There are bad reasons—costs are astronomical, for reasons that perhaps nobody fully understands. Some blame unions or even government generally, as though France or Japan or China were libertarian paradises. Others blame corruption, or privatization. Some find a way to blame minorities or the underclass. One of the best attempts to work through this question is this Vox piece by Jerusalem Demsas, titled “Why does it cost so much to build things in America?”
And then there’s an ugly reason: an American tendency to see practical (i.e. “technocratic”) solutions to public problems as somehow suspect or illegitimate. I’ve quoted this bit from a book review I did a few times now, but I keep coming back to it because I think it captures something about the American approach to the very idea of collective, public problems.
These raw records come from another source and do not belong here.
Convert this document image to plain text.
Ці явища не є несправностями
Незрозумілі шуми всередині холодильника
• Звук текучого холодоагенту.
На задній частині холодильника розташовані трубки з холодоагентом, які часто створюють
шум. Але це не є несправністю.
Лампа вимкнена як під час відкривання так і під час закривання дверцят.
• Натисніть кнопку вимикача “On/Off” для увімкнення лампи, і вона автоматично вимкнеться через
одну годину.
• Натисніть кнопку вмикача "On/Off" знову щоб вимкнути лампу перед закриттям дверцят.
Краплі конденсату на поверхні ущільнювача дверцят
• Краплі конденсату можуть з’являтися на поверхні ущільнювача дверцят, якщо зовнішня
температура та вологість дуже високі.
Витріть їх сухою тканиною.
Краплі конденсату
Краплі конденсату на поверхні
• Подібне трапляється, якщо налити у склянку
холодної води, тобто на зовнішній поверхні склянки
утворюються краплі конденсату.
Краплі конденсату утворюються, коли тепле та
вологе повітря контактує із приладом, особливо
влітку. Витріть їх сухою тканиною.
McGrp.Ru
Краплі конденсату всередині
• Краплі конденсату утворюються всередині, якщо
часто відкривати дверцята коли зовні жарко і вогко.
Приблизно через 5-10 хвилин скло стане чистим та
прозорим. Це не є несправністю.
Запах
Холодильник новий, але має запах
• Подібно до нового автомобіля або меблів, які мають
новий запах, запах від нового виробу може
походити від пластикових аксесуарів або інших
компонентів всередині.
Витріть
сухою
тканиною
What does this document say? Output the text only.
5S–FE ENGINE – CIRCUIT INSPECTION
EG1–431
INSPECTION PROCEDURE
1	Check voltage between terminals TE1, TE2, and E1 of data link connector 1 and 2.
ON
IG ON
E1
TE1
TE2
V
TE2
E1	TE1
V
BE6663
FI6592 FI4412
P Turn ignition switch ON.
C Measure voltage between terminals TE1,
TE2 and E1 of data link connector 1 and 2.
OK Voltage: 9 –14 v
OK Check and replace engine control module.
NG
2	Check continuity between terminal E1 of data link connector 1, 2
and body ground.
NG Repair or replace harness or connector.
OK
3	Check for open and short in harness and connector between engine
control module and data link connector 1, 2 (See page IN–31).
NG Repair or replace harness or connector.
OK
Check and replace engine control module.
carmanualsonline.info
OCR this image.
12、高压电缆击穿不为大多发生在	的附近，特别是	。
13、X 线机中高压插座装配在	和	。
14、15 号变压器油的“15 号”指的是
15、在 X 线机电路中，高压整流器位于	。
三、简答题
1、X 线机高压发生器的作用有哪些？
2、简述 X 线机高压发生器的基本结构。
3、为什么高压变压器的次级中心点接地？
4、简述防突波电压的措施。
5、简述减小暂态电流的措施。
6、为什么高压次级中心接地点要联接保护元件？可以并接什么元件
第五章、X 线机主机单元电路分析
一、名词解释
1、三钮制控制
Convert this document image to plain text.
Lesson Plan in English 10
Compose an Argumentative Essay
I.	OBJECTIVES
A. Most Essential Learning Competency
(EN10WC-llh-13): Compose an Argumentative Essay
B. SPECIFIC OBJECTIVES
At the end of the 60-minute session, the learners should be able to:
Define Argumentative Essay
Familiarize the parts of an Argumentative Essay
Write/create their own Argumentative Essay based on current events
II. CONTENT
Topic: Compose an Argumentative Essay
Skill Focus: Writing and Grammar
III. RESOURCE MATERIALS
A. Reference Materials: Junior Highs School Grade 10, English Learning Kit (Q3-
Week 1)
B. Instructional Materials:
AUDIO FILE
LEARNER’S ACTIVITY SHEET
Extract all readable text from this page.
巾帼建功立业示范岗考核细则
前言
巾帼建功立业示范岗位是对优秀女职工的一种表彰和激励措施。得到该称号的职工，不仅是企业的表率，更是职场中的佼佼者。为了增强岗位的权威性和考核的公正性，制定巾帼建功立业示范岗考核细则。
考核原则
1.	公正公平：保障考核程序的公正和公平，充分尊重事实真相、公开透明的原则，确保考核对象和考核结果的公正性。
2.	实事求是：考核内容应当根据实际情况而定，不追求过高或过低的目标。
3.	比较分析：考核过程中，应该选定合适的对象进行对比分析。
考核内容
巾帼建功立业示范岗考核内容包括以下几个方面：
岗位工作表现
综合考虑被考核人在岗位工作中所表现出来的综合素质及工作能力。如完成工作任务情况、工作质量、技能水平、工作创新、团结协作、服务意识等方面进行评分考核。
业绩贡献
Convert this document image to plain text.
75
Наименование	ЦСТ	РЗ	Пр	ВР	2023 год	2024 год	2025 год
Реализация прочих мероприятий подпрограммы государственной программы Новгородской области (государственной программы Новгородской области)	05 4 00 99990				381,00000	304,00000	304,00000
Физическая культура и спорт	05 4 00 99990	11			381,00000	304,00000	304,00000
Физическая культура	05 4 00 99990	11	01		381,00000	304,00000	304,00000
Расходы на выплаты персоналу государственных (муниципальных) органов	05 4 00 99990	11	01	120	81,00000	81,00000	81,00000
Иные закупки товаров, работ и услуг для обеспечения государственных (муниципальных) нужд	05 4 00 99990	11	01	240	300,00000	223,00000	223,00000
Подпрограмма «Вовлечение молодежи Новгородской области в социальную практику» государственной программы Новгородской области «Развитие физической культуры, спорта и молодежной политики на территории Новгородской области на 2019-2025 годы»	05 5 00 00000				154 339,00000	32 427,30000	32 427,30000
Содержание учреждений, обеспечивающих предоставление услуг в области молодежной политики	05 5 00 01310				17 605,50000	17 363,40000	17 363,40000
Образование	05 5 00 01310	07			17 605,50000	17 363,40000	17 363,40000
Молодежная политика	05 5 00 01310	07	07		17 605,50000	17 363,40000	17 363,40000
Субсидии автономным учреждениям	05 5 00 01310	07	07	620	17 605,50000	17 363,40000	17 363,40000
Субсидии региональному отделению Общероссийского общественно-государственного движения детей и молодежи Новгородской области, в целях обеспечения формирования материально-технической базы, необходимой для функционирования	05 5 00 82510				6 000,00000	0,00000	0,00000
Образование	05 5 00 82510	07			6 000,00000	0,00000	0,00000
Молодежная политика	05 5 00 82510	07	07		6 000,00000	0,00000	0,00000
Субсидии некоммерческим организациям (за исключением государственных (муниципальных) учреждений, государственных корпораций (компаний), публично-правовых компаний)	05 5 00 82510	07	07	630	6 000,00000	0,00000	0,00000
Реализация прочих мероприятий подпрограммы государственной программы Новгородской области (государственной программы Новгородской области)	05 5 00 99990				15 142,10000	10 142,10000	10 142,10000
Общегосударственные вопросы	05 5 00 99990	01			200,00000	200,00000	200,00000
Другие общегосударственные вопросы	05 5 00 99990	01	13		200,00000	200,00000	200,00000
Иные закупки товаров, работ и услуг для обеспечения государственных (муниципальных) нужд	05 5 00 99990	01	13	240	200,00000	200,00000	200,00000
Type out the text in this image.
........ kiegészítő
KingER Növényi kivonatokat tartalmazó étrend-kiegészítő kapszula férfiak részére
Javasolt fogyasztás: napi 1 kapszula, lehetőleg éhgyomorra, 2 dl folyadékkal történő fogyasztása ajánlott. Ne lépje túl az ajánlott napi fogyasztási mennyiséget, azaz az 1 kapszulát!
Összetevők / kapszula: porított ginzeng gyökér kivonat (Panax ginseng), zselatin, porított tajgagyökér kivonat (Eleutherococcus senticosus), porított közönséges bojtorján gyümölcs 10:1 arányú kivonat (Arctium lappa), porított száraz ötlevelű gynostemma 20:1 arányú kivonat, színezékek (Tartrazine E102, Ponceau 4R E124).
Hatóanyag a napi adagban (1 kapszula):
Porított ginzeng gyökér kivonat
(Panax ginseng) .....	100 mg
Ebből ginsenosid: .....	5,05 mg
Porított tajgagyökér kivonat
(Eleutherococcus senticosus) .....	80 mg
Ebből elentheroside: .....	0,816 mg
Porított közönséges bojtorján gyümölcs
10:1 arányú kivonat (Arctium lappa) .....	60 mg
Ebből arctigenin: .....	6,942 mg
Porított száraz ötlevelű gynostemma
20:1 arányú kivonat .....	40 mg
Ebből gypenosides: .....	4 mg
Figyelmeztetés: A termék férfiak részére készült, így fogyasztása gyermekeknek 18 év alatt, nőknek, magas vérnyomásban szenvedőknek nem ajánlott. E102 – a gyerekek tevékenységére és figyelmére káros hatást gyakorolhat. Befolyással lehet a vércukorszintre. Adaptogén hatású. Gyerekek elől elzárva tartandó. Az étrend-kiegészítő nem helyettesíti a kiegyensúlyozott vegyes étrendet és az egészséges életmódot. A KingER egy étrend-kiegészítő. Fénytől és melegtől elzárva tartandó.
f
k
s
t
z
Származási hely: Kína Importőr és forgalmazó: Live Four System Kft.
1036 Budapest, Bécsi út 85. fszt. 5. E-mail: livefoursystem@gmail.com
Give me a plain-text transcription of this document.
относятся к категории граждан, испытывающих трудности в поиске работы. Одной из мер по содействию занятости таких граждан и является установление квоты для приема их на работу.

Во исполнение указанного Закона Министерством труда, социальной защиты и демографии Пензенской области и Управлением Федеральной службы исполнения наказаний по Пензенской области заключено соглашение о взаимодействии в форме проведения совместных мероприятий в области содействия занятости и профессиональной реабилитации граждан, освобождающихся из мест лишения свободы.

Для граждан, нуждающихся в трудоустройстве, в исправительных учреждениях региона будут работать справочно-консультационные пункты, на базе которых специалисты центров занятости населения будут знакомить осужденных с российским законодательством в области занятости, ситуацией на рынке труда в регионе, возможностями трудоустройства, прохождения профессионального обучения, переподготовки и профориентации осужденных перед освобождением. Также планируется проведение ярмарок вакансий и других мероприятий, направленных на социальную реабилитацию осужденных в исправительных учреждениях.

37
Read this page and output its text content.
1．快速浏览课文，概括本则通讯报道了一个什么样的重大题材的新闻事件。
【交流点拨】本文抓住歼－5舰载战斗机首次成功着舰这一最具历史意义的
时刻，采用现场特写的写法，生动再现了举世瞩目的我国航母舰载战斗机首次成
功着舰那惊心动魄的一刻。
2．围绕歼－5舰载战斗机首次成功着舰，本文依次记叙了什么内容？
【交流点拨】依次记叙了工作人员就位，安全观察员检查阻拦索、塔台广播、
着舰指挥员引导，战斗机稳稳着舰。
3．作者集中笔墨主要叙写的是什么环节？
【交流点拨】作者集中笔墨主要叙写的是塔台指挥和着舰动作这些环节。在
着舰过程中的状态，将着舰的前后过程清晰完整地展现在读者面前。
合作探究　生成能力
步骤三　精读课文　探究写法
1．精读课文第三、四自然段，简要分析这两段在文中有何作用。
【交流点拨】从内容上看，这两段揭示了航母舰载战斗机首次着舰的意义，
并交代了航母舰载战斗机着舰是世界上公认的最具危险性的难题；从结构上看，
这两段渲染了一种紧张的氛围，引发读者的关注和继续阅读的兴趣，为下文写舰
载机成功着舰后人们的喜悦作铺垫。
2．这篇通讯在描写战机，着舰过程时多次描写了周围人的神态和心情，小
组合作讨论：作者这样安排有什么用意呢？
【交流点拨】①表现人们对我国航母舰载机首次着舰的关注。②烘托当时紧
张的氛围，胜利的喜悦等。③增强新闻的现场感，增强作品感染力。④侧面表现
I was writing about the author’s praise of risk-taking in the context of driving, and the idea that exposing yourself to such risk builds character:
The deeper problem—the problem that this folk libertarianism is congenitally incapable of seeing, much less addressing—is that getting from A to B should not require one to put skin in the game. Crossing the street, or driving it, should not entail a meditation on one’s mortality.
[Matthew] Crawford does something that right-leaning intellectuals do often, and almost never notice. They find justifications for hardship or risk, and praise the character that can face them, without distinguishing between natural or inherent risks and manmade ones. They treat policy failures, or problems easily remediated by policy, as opportunities to build character. They betray a touch of self-loathing masquerading as self-reliance. They implicitly view solving problems through policy as cheating one’s way through a life that is supposed to be difficult.
Sometimes when you suggest subway platform barriers, you’ll get derision: the real problem is that Democrats emptied the psychiatric hospitals 50 years ago. You’ll sometimes hear the same folks laughing at Britain for advocating knives without sharp points, as a way of reducing the incidence of stabbings: the real problem is Muslim immigration. Or at measures to reduce easy gun access, when the real problem is divorce or violent video games or evolution. Or maybe that “real” problem is beyond policy or politics, and simply comes down to the inevitability of human depravity.
“Look at these silly, arrogant, hapless technocrats, their dreams of social engineering crushed against the brick wall of human nature,” we’re supposed to think.
But the more pressing thing being crushed is the occasional body flung onto the unprotected platform.
Yes, human depravity is the root cause of a lot of crime and suffering, and that is built into our nature. Yes, human nature is a chronic condition, and much of the carnage of the 20th century came from the denial of that fact.
Yet there’s something profoundly unconservative about this posture of pointing to a real problem, as though it were necessary to solve the problem of evil before solving—in some workable way with the tools we have now—the much more specific, discrete, and pressing problem.
This is distinct from the concept of harm reduction, which, if you’re being cynical, is about making the wrong thing easier to do. Whatever the merits of harm reduction, I’m talking about something else: solving an immediate problem, and being satisfied enough to do so, even if it leaves some metaphysics on the table. There is nothing wrong with closing off a few easy avenues for the expression of human depravity.
Those who argue against such imperfect, practical, and immediate solutions on vague moral or philosophical grounds are making the perfect the enemy of the good, or merely disguising apathy. And what they end up effectively arguing for is a higher body count.